Files
git.stella-ops.org/docs/features/unimplemented/binaryindex/byte-level-binary-diffing-with-rolling-hash-windows.md
2026-02-12 10:27:23 +02:00

2.7 KiB

Byte-Level Binary Diffing with Rolling Hash Windows

Module

BinaryIndex

Status

PARTIALLY_IMPLEMENTED

Description

Byte-level binary comparison using rolling hash windows that identifies exactly which byte ranges changed between binary versions. Produces binary proof snippets with section analysis and privacy controls to strip raw bytes.
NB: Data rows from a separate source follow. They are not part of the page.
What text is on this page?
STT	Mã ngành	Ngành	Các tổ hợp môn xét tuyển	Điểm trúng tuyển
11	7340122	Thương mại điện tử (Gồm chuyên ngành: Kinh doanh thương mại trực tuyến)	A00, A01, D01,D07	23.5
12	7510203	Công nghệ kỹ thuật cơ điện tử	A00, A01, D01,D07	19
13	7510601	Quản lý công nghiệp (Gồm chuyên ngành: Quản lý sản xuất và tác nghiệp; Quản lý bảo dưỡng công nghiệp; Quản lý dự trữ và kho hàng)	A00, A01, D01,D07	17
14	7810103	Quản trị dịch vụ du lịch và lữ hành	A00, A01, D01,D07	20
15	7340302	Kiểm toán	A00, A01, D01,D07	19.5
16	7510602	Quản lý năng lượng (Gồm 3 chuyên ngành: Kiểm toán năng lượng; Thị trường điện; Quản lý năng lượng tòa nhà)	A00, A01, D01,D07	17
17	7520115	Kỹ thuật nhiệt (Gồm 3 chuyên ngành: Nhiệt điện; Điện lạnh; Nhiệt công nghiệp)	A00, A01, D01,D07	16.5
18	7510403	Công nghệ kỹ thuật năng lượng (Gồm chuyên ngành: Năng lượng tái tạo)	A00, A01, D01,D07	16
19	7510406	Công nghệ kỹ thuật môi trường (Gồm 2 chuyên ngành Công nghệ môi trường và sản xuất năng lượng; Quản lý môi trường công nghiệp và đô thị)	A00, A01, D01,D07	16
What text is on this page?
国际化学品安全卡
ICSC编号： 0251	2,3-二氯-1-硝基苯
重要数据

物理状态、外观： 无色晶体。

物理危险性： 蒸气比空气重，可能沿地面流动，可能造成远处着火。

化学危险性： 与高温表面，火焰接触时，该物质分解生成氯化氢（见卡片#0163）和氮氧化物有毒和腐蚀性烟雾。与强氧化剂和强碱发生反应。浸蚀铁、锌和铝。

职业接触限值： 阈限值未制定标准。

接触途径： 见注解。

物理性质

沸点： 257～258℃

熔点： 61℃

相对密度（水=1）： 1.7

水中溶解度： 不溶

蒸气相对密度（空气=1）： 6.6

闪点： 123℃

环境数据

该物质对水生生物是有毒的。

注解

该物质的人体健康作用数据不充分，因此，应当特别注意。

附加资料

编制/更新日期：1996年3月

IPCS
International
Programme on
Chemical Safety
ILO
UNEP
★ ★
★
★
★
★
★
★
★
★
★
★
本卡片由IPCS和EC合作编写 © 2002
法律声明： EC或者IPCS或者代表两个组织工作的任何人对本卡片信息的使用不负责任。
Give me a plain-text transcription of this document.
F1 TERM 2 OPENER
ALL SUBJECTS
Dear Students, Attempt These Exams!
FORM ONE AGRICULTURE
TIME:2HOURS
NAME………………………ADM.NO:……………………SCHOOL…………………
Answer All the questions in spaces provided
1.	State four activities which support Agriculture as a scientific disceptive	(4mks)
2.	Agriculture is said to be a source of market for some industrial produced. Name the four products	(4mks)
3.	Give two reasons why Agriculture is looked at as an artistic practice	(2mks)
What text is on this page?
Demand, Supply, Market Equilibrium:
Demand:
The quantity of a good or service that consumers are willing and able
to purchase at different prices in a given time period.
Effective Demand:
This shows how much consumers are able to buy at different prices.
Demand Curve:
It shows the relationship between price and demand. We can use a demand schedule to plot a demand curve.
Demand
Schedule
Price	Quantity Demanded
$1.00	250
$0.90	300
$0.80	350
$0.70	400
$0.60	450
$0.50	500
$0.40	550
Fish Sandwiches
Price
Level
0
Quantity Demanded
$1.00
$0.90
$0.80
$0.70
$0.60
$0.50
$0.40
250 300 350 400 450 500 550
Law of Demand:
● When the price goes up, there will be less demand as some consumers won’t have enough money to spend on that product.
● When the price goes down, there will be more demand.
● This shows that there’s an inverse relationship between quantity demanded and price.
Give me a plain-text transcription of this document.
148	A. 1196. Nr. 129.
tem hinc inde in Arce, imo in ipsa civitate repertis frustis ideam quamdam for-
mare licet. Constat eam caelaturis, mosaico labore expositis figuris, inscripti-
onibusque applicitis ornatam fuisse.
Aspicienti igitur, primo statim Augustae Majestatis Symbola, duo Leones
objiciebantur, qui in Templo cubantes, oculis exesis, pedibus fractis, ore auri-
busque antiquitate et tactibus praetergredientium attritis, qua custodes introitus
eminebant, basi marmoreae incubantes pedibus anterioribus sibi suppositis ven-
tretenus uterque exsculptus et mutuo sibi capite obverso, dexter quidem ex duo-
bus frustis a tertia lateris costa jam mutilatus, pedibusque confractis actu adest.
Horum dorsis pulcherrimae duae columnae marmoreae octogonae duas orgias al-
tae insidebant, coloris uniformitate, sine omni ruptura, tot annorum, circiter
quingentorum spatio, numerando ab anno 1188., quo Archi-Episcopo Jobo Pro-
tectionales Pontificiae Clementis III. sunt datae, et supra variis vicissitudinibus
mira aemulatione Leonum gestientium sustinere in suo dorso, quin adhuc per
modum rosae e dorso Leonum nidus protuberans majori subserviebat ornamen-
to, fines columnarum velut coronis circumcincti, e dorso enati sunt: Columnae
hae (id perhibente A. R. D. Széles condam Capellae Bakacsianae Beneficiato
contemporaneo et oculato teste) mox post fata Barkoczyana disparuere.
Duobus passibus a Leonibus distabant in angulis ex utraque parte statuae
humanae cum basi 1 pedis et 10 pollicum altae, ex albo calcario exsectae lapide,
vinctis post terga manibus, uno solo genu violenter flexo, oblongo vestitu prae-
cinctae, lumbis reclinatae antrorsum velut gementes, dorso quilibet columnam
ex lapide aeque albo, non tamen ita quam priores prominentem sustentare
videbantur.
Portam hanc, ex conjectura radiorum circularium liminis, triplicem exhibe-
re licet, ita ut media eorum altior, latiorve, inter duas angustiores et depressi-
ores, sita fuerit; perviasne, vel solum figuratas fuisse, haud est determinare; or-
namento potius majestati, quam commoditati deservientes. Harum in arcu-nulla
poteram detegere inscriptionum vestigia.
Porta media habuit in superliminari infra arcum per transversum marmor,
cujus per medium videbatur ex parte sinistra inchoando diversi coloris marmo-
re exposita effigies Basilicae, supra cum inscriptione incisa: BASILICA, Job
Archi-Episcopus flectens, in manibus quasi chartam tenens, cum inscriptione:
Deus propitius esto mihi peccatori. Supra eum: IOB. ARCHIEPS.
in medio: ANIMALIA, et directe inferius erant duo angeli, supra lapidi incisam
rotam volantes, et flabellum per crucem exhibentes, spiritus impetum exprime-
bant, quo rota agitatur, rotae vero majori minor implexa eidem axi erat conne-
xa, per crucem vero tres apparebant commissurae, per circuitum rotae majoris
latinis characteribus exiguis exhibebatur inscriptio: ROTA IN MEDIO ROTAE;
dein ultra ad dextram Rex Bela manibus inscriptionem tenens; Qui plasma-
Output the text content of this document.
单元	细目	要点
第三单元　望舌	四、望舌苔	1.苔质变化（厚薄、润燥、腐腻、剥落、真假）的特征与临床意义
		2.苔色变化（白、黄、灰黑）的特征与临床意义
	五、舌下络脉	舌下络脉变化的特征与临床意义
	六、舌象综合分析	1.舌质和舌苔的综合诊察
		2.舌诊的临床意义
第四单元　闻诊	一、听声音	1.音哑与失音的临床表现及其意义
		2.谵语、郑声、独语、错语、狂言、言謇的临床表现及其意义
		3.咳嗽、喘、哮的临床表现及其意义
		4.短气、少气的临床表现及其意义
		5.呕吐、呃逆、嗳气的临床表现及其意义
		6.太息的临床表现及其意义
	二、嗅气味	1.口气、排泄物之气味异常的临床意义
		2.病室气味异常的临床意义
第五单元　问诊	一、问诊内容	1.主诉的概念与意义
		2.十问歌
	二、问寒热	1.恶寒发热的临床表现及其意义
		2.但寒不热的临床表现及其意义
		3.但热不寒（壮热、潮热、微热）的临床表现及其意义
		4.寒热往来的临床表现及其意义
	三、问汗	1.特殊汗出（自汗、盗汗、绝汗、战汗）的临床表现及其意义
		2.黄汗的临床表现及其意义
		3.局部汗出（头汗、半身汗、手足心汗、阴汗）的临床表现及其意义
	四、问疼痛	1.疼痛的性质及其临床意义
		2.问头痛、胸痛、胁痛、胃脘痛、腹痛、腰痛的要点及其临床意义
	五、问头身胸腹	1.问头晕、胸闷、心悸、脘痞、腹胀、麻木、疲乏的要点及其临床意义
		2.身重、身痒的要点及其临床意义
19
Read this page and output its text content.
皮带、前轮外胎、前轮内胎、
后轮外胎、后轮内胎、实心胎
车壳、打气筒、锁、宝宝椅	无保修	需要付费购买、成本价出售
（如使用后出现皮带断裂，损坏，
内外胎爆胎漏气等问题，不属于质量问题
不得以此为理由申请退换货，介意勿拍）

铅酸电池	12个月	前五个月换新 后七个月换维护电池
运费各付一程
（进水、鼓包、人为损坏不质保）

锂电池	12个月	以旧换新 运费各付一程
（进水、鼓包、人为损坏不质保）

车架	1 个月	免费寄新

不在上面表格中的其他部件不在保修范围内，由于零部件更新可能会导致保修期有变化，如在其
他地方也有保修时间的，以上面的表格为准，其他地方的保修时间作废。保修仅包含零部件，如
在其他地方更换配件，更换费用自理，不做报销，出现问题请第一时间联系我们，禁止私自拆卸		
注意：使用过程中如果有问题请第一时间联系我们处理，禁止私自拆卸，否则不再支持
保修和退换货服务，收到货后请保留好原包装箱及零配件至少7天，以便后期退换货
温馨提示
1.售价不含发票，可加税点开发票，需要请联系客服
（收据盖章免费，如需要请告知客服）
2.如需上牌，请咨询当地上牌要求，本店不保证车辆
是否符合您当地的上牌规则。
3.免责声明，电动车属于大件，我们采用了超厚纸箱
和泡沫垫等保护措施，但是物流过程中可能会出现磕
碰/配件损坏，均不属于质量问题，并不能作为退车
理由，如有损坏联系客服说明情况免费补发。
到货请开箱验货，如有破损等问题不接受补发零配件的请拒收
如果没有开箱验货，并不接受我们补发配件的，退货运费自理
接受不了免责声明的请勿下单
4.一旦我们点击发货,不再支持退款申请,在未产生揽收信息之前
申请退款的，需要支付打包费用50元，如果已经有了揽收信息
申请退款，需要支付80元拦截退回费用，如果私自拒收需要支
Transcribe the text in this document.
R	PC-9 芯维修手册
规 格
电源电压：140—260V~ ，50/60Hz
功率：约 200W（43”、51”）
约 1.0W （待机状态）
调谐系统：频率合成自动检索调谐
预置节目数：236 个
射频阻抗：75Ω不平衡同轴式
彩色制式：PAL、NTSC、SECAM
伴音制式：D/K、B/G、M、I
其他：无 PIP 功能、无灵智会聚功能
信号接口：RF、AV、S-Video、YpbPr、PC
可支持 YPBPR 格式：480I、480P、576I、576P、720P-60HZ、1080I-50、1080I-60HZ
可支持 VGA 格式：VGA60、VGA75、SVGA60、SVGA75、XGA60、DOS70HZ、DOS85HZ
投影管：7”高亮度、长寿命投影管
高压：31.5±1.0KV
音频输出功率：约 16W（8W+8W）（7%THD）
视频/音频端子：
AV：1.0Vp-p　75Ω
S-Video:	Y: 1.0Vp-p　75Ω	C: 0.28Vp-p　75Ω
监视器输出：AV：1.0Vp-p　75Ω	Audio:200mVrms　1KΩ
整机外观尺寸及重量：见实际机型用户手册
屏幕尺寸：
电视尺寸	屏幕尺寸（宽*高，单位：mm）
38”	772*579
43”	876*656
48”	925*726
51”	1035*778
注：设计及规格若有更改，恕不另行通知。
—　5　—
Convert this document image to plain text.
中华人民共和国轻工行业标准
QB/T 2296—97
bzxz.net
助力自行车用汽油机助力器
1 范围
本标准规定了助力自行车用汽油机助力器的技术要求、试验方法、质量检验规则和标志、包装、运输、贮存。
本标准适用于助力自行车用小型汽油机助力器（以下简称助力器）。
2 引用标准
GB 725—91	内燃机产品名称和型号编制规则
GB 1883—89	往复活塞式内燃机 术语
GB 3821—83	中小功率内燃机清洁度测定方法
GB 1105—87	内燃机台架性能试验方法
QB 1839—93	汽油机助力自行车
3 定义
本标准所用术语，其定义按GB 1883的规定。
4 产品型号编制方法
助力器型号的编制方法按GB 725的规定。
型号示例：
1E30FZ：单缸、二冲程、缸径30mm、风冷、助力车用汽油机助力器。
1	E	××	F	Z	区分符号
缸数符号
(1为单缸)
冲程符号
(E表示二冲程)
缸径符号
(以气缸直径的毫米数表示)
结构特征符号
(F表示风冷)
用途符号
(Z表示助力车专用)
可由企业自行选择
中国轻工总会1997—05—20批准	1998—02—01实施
Supports stream and file-based comparison.

Implementation Details

  • Modules: src/BinaryIndex/__Libraries/StellaOps.BinaryIndex.Diff/
  • Key Classes:
    • PatchDiffEngine (src/BinaryIndex/__Libraries/StellaOps.BinaryIndex.Diff/PatchDiffEngine.cs) - core diffing engine computing byte-level differences between binary versions using function fingerprints
    • FunctionDiffer (src/BinaryIndex/__Libraries/StellaOps.BinaryIndex.Diff/FunctionDiffer.cs) - function-level comparison with semantic analysis option and call-graph edge diffing
    • FunctionRenameDetector (src/BinaryIndex/__Libraries/StellaOps.BinaryIndex.Diff/FunctionRenameDetector.cs) - detects function renames between versions using fingerprint similarity
    • VerdictCalculator (src/BinaryIndex/__Libraries/StellaOps.BinaryIndex.Diff/VerdictCalculator.cs) - computes patch verification verdicts from diff results
    • InMemoryDiffResultStore (src/BinaryIndex/__Libraries/StellaOps.BinaryIndex.Diff/Storage/InMemoryDiffResultStore.cs) - stores diff results with content-addressed IDs
  • Models: PatchDiffModels, DiffEvidenceModels, BinaryReference (src/BinaryIndex/__Libraries/StellaOps.BinaryIndex.Diff/Models/)
  • Interfaces: IPatchDiffEngine, IDiffResultStore (src/BinaryIndex/__Libraries/StellaOps.BinaryIndex.Diff/)
  • Source: SPRINT_20260112_200_004_CHGTRC_byte_diffing.md

E2E Test Plan

  • Submit two binary versions and verify byte-range differences are identified with correct offsets
  • Verify section analysis identifies which ELF sections changed (.text, .data, .rodata)
  • Verify privacy controls strip raw bytes from proof snippets when configured
  • Verify FunctionRenameDetector correctly identifies renamed functions between versions
  • Verify VerdictCalculator produces correct patch verification verdict (patched vs unpatched)
  • Verify diff results are stored with deterministic content-addressed IDs

Implementation Gaps (QA 2026-02-11)

  • Current diff engine is function/CFG-level (PatchDiffEngine + FunctionDiffer) and does not implement byte-range rolling-window outputs with exact offsets.
  • Section-aware diff outputs (.text/.data/.rodata) and privacy controls to strip raw proof bytes are not present in exposed models/engine behavior.
  • InMemoryDiffResultStore stores results using Guid.NewGuid() rather than deterministic content-addressed IDs.